ROANOKE TIMES

                         Roanoke Times
                 Copyright (c) 1995, Landmark Communications, Inc.

DATE: MONDAY, February 25, 1991                   TAG: 9102250112
SECTION: VIRGINIA                    PAGE: A3   EDITION: METRO 
SOURCE: Associated Press
DATELINE:                                 LENGTH: Medium


ASSEMBLY SLIGHTS ECOLOGY

Environmentalists say a slumping economy, the state budget crisis, and the Gulf War weakened support for their issues during the General Assembly session.

"It's disappointing that at a time when the environment is very high on the minds of the public that we didn't see more legislative advancements," said Joseph Maroon, executive director of the Chesapeake Bay Foundation's Virginia chapter. "I don't know that we are better off than we were in December."

The session ended Saturday night.

Even the Chesapeake Bay Preservation Act, the state land-use law that seeks to protect water quality in the bay, came under fire.

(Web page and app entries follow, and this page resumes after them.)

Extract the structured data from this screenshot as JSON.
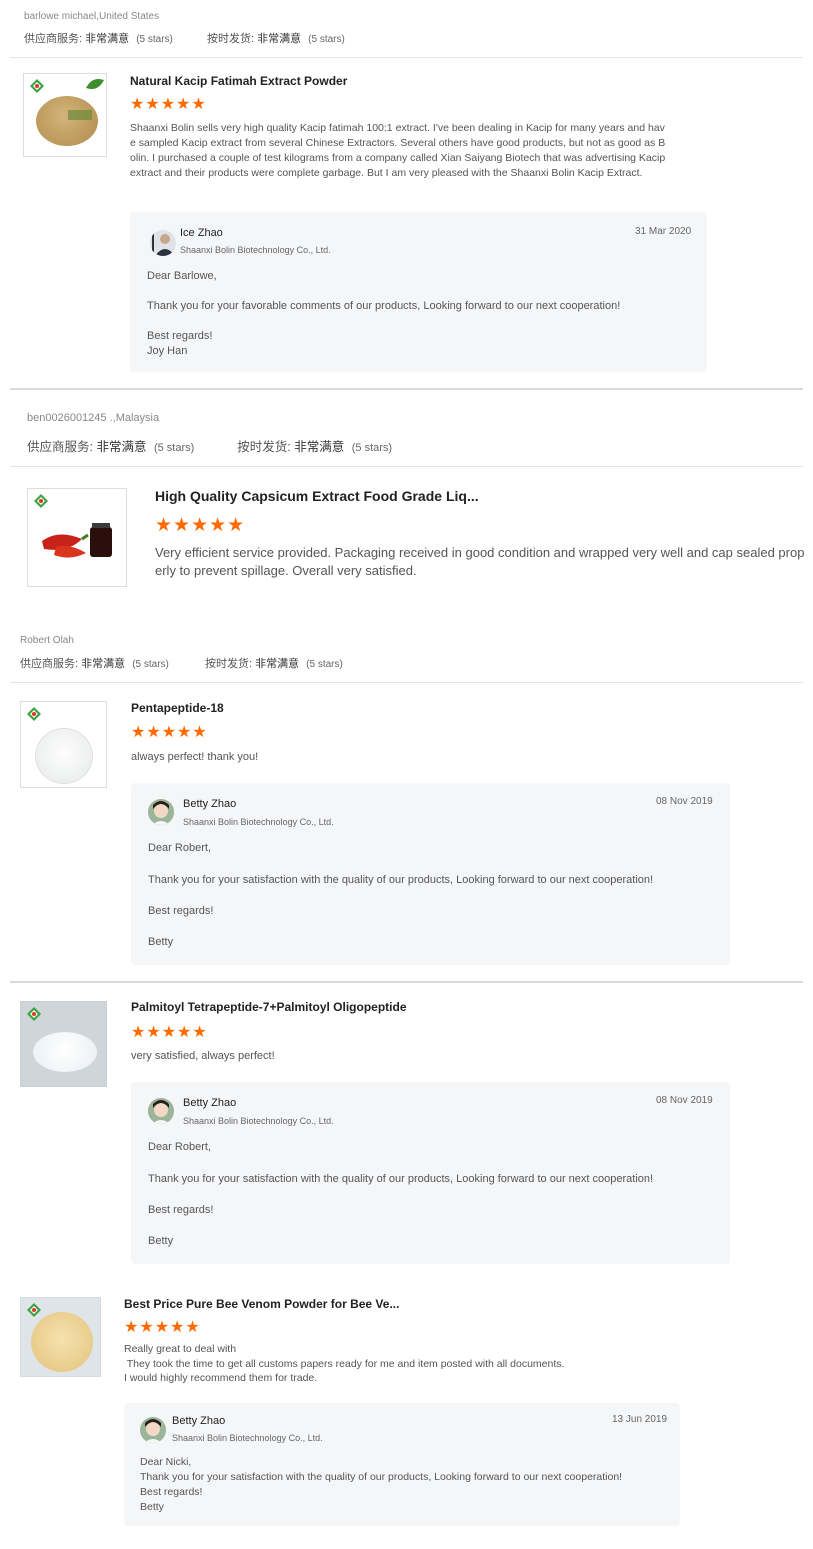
{
  "labels": {
    "service": "供应商服务:",
    "delivery": "按时发货:",
    "very_satisfied": "非常满意",
    "five_stars": "(5 stars)",
    "stars_glyph": "★★★★★"
  },
  "reviews": [
    {
      "reviewer": "barlowe michael,United States",
      "items": [
        {
          "product": "Natural Kacip Fatimah Extract Powder",
          "text": "Shaanxi Bolin sells very high quality Kacip fatimah 100:1 extract. I've been dealing in Kacip for many years and have sampled Kacip extract from several Chinese Extractors. Several others have good products, but not as good as Bolin. I purchased a couple of test kilograms from a company called Xian Saiyang Biotech that was advertising Kacip extract and their products were complete garbage. But I am very pleased with the Shaanxi Bolin Kacip Extract.",
          "reply": {
            "name": "Ice Zhao",
            "company": "Shaanxi Bolin Biotechnology Co., Ltd.",
            "date": "31 Mar 2020",
            "lines": [
              "Dear Barlowe,",
              "Thank you for your favorable comments of our products, Looking forward to our next cooperation!",
              "Best regards!",
              "Joy Han"
            ]
          }
        }
      ]
    },
    {
      "reviewer": "ben0026001245 .,Malaysia",
      "items": [
        {
          "product": "High Quality Capsicum Extract Food Grade Liq...",
          "text": "Very efficient service provided. Packaging received in good condition and wrapped very well and cap sealed properly to prevent spillage. Overall very satisfied."
        }
      ]
    },
    {
      "reviewer": "Robert Olah",
      "items": [
        {
          "product": "Pentapeptide-18",
          "text": "always perfect! thank you!",
          "reply": {
            "name": "Betty Zhao",
            "company": "Shaanxi Bolin Biotechnology Co., Ltd.",
            "date": "08 Nov 2019",
            "lines": [
              "Dear Robert,",
              "Thank you for your satisfaction with the quality of our products, Looking forward to our next cooperation!",
              "Best regards!",
              "Betty"
            ]
          }
        },
        {
          "product": "Palmitoyl Tetrapeptide-7+Palmitoyl Oligopeptide",
          "text": "very satisfied, always perfect!",
          "reply": {
            "name": "Betty Zhao",
            "company": "Shaanxi Bolin Biotechnology Co., Ltd.",
            "date": "08 Nov 2019",
            "lines": [
              "Dear Robert,",
              "Thank you for your satisfaction with the quality of our products, Looking forward to our next cooperation!",
              "Best regards!",
              "Betty"
            ]
          }
        },
        {
          "product": "Best Price Pure Bee Venom Powder for Bee Ve...",
          "text_lines": [
            "Really great to deal with",
            " They took the time to get all customs papers ready for me and item posted with all documents.",
            "I would highly recommend them for trade."
          ],
          "reply": {
            "name": "Betty Zhao",
            "company": "Shaanxi Bolin Biotechnology Co., Ltd.",
            "date": "13 Jun 2019",
            "lines": [
              "Dear Nicki,",
              "Thank you for your satisfaction with the quality of our products, Looking forward to our next cooperation!",
              "Best regards!",
              "Betty"
            ]
          }
        }
      ]
    }
  ]
}
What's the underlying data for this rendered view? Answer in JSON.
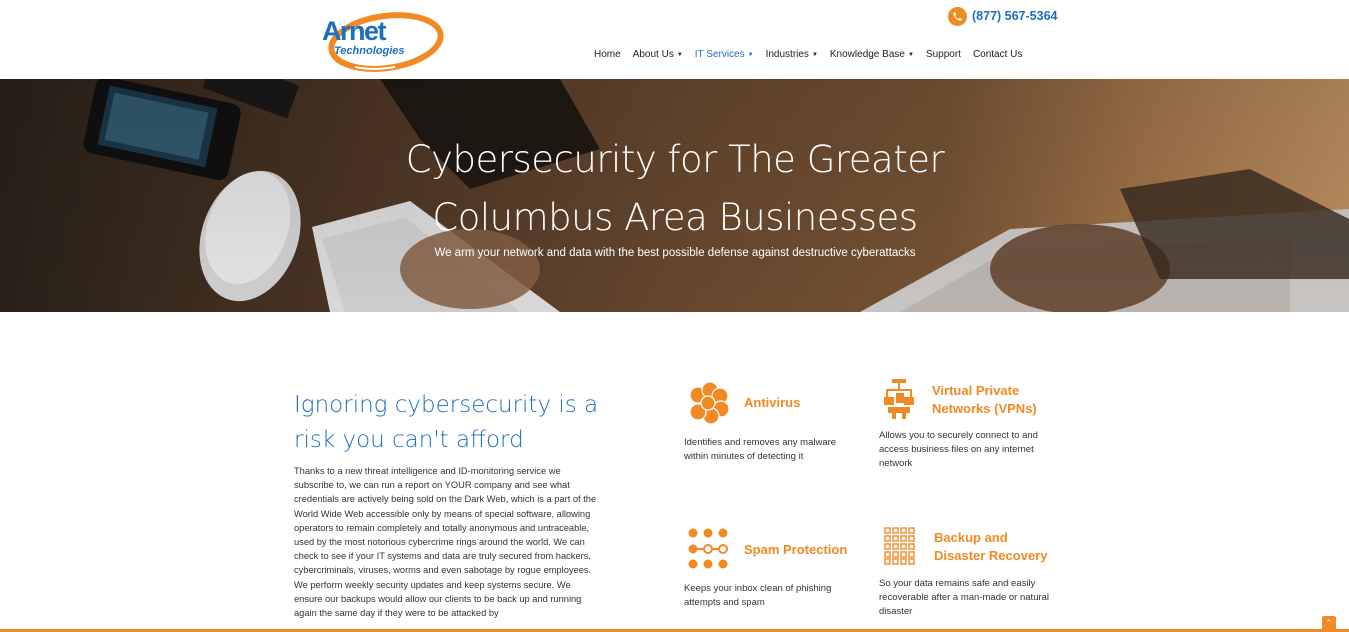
{
  "brand": {
    "logo_line1": "Arnet",
    "logo_line2": "Technologies",
    "phone": "(877) 567-5364",
    "accent_orange": "#f08a24",
    "accent_blue": "#1c6fbf"
  },
  "nav": {
    "items": [
      {
        "label": "Home",
        "has_dropdown": false,
        "active": false
      },
      {
        "label": "About Us",
        "has_dropdown": true,
        "active": false
      },
      {
        "label": "IT Services",
        "has_dropdown": true,
        "active": true
      },
      {
        "label": "Industries",
        "has_dropdown": true,
        "active": false
      },
      {
        "label": "Knowledge Base",
        "has_dropdown": true,
        "active": false
      },
      {
        "label": "Support",
        "has_dropdown": false,
        "active": false
      },
      {
        "label": "Contact Us",
        "has_dropdown": false,
        "active": false
      }
    ]
  },
  "hero": {
    "title_line1": "Cybersecurity for The Greater",
    "title_line2": "Columbus Area Businesses",
    "subtitle": "We arm your network and data with the best possible defense against destructive cyberattacks"
  },
  "intro": {
    "heading_line1": "Ignoring cybersecurity is a",
    "heading_line2": "risk you can't afford",
    "body": "Thanks to a new threat intelligence and ID-monitoring service we subscribe to, we can run a report on YOUR company and see what credentials are actively being sold on the Dark Web, which is a part of the World Wide Web accessible only by means of special software, allowing operators to remain completely and totally anonymous and untraceable, used by the most notorious cybercrime rings around the world. We can check to see if your IT systems and data are truly secured from hackers, cybercriminals, viruses, worms and even sabotage by rogue employees. We perform weekly security updates and keep systems secure. We ensure our backups would allow our clients to be back up and running again the same day if they were to be attacked by"
  },
  "features": [
    {
      "title_line1": "Antivirus",
      "title_line2": "",
      "description": "Identifies and removes any malware within minutes of detecting it",
      "icon": "virus-icon"
    },
    {
      "title_line1": "Virtual Private",
      "title_line2": "Networks (VPNs)",
      "description": "Allows you to securely connect to and access business files on any internet network",
      "icon": "network-icon"
    },
    {
      "title_line1": "Spam Protection",
      "title_line2": "",
      "description": "Keeps your inbox clean of phishing attempts and spam",
      "icon": "dots-filter-icon"
    },
    {
      "title_line1": "Backup and",
      "title_line2": "Disaster Recovery",
      "description": "So your data remains safe and easily recoverable after a man-made or natural disaster",
      "icon": "grid-backup-icon"
    }
  ],
  "scroll_top_icon": "chevron-up-icon"
}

One bill would have required the state to pay localities half of what they figure they will lose by leaving some land undeveloped. That legislation never left a House of Delegates committee.

"The thing that has troubled me this session is the number of bills that have tried to undermine environmental efforts," said Patricia Jackson, executive director of the Lower James River Association. Environmental lobbyists said they were disappointed that legislators:

Halted an effort to boost a statewide recycling movement by defeating the bottle bill, which proposed charging a 10-cent deposit on beverage containers.

Extended the deadline from 1992 to 1994 to require solid waste landfill operators to comply with stricter guidelines to more effectively seal dumps.

Weakened a bill that would have required the state Water Control Board to adopt stricter state Health Department water-quality standards, including one for dioxin, a suspected cancer-causing chemical made when wood pulp is bleached to make paper. Instead, new legislation requires the water board, when adopting a new standard that deviates from the Health Department's, to explain why.

Killed a bill that would have placed a one-year moratorium on issuing licenses to first-time watermen, which environmentalists claim would have been a step toward prevention of overharvesting of fisheries.

Facing budget cuts were the Chesapeake Bay Local Assistance Department, which oversees the implementation of the bay act; the state Council on the Environment; and the College of William and Mary's Virginia Institute of Marine Science.

Legislators delayed implementation of tougher landfill regulations until 1994 because the state can't afford to enforce them earlier, according to Sen. Virgil Goode, D-Rocky Mount. Legislators made many spending cuts to close a $2.2 billion budget shortfall.

Among the session's victories, environmentalists say, was a ban on expanding the Craney Island disposal site in the Hampton Roads harbor. Another was a "storm-water runoff bill," which would permit localities to tax residents for storm-water control measures ordered by the Environmental Protection Agency. The latter bill, however, may be a casualty of Gov. Douglas Wilder's pledge against tax increases.

Legislators approved three Wilder proposals. One creates an environmental emergency fund from pollution fines. Another requires industry to get pollution insurance in case an environmental accident causes a shutdown. The third mandates environmental impact studies for some road projects, as determined by Natural Resources and Transportation department heads.

The state bottle bill made its farthest trek through the Senate in its nine years, clearing two Senate committees before it was killed on the Senate floor. The defeat was attributed to the war, which began days after the session opened and may have diverted attention from the bill.